Tuesday, 6 November 2012

A GHOSTLY BOY CAUGHT ON CAMERA - OR JUST LIGHT PIXELATION?



A hotel wedding photo captured an intriguing shape that some say is a ghost.

The image was taken at North Carolina's Lake Lure Inn and Spa by one of the hotel's managers.

Patrick Bryant said he snapped the pic in the dining room of what he thought was just an ice sculpture.

"I turned off the flash so I could see the light shining through the ice sculpture," Bryant said.

However, after he posted the photo online many people inquired about a boyish apparition is in the background.

"Sure enough, there's a transparent picture of what appears to be a ghost," Bryant said.

According to Bryant, the unusual image is not the first ghost story associated with the hotel.

"We've also heard laughter at nighttime, as well as footsteps," he said.

Most visitors are intrigued by the venue's history of ghost sightings, he said.






A close-up of the image of a boy



Originally owned by a doctor named Lucius Morse, the hotel’s construction came nearly three decades after Morse’s purchase of the nearby Chimney Rock park, which surrounded a huge stone outcropping once used by area natives in their rituals.
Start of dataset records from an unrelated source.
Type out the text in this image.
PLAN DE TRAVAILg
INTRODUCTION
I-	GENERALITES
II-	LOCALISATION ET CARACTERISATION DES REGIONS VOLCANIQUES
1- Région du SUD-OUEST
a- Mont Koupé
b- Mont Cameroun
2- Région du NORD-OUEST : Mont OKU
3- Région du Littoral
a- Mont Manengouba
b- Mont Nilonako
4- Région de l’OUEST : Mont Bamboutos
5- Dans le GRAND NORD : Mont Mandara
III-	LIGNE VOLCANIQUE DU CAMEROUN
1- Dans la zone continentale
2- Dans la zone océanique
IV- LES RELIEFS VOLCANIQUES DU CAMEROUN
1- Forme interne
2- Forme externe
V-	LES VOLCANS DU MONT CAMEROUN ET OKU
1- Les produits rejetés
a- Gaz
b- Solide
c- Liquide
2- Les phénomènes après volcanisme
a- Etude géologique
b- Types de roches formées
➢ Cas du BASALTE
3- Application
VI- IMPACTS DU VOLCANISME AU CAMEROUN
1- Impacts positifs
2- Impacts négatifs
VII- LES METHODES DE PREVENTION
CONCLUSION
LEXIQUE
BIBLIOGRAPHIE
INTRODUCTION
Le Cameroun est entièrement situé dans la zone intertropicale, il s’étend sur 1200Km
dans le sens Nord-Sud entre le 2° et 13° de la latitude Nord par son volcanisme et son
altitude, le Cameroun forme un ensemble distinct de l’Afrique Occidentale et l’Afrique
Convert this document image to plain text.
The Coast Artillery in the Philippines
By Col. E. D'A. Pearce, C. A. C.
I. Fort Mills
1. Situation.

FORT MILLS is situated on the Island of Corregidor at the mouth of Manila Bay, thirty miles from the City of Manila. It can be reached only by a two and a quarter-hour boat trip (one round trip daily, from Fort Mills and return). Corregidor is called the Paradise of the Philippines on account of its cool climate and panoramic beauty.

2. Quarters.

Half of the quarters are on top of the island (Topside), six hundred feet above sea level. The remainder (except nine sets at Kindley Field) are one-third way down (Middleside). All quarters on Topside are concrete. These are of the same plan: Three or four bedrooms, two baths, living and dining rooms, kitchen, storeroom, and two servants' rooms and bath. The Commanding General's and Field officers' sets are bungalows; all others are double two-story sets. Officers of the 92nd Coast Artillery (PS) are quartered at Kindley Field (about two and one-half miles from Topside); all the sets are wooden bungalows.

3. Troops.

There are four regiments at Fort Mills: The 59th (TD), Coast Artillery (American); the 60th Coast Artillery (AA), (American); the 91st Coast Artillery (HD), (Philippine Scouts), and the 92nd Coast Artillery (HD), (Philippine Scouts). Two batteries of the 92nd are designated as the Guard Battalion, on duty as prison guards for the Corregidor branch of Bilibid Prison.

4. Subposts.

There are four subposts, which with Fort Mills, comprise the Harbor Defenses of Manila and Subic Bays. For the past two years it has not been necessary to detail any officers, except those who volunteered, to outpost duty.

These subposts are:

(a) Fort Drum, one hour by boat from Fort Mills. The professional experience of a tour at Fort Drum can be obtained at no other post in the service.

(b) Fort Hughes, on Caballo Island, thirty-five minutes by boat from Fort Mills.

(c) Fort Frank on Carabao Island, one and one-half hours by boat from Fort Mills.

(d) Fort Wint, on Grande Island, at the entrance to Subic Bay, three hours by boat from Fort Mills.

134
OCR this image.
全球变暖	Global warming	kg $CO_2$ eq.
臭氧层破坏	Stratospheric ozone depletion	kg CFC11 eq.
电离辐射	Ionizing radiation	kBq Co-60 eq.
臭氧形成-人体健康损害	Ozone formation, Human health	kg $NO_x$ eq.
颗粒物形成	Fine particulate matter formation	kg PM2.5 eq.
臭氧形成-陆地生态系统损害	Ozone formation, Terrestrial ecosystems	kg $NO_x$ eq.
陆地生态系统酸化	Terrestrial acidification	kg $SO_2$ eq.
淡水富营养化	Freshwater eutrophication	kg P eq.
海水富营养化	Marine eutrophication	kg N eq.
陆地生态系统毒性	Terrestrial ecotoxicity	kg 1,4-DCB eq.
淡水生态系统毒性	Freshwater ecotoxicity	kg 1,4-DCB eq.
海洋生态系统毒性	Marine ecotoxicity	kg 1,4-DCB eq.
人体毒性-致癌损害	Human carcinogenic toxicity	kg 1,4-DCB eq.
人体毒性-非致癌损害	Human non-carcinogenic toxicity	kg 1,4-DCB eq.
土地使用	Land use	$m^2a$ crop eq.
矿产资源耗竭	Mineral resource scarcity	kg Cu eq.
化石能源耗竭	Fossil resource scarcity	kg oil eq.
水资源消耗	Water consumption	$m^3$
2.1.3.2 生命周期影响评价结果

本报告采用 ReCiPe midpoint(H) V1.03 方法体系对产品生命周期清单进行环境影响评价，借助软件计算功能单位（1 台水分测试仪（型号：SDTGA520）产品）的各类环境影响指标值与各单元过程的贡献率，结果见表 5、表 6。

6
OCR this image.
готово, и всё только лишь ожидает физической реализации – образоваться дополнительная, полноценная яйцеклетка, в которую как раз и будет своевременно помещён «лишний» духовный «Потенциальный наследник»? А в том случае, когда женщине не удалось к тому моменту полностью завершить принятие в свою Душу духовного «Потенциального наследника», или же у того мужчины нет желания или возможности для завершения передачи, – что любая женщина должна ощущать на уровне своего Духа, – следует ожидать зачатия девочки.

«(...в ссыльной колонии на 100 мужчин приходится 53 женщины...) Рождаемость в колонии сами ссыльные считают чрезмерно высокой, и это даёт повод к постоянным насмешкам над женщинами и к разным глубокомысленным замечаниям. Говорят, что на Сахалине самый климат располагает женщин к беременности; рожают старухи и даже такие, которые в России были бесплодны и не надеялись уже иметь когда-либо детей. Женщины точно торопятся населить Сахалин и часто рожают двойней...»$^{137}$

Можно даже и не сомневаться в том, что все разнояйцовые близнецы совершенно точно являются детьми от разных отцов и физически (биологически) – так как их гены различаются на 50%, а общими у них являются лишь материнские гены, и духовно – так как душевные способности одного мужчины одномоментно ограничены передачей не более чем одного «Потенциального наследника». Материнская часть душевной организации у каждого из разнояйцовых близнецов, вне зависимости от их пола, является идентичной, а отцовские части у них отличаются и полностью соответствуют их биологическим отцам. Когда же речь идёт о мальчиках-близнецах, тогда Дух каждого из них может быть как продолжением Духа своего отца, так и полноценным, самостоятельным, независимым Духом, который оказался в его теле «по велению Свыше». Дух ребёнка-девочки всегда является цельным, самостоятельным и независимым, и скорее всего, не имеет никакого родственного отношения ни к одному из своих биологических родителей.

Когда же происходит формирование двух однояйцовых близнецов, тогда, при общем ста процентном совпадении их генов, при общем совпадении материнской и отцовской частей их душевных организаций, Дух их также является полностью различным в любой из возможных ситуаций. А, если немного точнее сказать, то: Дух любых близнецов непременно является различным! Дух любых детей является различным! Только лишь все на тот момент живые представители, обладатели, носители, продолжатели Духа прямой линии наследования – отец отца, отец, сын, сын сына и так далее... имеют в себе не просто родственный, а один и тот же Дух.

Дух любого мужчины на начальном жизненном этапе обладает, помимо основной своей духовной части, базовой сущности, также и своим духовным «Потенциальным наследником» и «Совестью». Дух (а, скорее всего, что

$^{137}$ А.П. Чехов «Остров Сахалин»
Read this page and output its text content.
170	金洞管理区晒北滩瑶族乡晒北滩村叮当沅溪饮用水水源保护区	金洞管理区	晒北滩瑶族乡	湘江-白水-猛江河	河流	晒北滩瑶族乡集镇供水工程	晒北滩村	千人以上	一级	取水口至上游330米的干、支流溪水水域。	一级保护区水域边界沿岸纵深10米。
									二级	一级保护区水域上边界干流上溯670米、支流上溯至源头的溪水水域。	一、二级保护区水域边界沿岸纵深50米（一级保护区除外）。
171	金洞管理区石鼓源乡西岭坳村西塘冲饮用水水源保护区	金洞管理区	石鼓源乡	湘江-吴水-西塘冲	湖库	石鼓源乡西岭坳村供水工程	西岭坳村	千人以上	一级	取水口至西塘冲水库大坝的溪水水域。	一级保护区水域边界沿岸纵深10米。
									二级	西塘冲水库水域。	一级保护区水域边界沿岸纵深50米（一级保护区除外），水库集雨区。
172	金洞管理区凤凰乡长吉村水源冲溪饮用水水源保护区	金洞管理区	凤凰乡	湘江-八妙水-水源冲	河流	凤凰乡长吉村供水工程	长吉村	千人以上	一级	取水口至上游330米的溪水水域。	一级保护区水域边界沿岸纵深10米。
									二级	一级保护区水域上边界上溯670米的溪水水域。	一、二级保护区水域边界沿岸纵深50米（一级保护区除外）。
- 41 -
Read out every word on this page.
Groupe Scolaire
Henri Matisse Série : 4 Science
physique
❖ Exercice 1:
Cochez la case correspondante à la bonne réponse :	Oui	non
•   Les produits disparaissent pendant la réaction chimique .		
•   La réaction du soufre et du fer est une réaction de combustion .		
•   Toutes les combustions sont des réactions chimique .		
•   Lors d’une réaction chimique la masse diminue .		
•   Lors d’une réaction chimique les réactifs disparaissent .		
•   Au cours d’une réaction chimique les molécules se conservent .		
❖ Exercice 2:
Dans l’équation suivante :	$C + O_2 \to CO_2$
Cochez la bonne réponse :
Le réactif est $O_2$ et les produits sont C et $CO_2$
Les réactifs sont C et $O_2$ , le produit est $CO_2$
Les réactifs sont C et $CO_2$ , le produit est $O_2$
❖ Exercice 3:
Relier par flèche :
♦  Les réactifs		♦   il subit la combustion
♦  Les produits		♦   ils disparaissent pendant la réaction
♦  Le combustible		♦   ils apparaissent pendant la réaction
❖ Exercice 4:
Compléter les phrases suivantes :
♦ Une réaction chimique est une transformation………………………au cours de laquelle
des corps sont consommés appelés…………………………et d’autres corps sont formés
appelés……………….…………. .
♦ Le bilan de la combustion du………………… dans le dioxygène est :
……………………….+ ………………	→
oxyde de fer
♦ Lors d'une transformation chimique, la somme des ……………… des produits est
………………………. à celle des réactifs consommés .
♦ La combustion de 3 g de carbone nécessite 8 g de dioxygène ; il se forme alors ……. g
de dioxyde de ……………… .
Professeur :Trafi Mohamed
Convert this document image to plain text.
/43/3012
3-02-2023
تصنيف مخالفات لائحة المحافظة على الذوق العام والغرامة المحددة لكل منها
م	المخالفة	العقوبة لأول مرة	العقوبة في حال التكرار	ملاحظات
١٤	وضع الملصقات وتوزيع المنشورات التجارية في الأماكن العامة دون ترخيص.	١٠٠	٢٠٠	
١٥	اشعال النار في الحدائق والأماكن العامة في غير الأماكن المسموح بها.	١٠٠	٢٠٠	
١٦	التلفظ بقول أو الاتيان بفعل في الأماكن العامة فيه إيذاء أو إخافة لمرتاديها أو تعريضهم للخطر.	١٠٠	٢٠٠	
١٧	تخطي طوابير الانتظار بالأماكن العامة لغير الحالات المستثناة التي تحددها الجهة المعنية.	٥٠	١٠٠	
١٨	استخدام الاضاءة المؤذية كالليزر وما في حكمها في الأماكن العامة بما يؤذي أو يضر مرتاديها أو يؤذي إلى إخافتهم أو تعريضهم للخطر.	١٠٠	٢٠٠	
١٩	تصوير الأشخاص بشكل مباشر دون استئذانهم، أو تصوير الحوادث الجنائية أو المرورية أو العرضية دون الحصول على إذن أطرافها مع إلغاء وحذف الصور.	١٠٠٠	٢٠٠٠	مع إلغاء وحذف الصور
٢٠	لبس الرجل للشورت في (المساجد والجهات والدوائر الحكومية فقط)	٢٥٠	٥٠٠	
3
Morse, a wealthy man from Missouri, grew to love the area, and like many investors of the period bought the property with interest in developing a hotel in the center of the region’s natural beauty. The Lake Lure Inn was opened in 1927, though Morse apparently passed away prior to the grand opening of his beautiful hotel.
Some might argue that Morse’s own spirit could be one of the number of ghosts said to linger on the property. One story related by a supervisor at the hotel might have indicated this. The woman often suffered from nausea, due to a variety of medications she was required to take for health problems she had acquired.  On one occasion while she had been feeling sick, she entered the bathroom, and though she was alone, she claimed to hear a voice from somewhere nearby ask, “Are you okay?” Startled, she glanced around to make certain she was indeed alone, and could find no evidence of another nearby. Could the spirit of Dr. Morse have been keeping an eye on the woman?

Though this would do little to explain the presence of the boy in the photograph, it is known that the US Army commissioned the Lake Lure Inn during World War II (much like the nearby Grove Park Inn about an hour’s drive north in Asheville). Servicemen and their families would sometimes stay at the inn, and a number of pictures depicting soldiers and their families are still said to exist. Could the young-looking interloper in Bryant’s photo have belonged to one of these families, perhaps? Who knows… but as is the case with such historic locations, in this day and age it seems there is little that reports of ghosts could do to deter anyone from visiting for a weekend getaway in the lush mountains of Western North Carolina. If anything, curiosity seekers and history buffs alike will only be further compelled to visit, hoping to catch a glimpse of the young boy, or perhaps another of the hotel’s many supposed ghostly residents.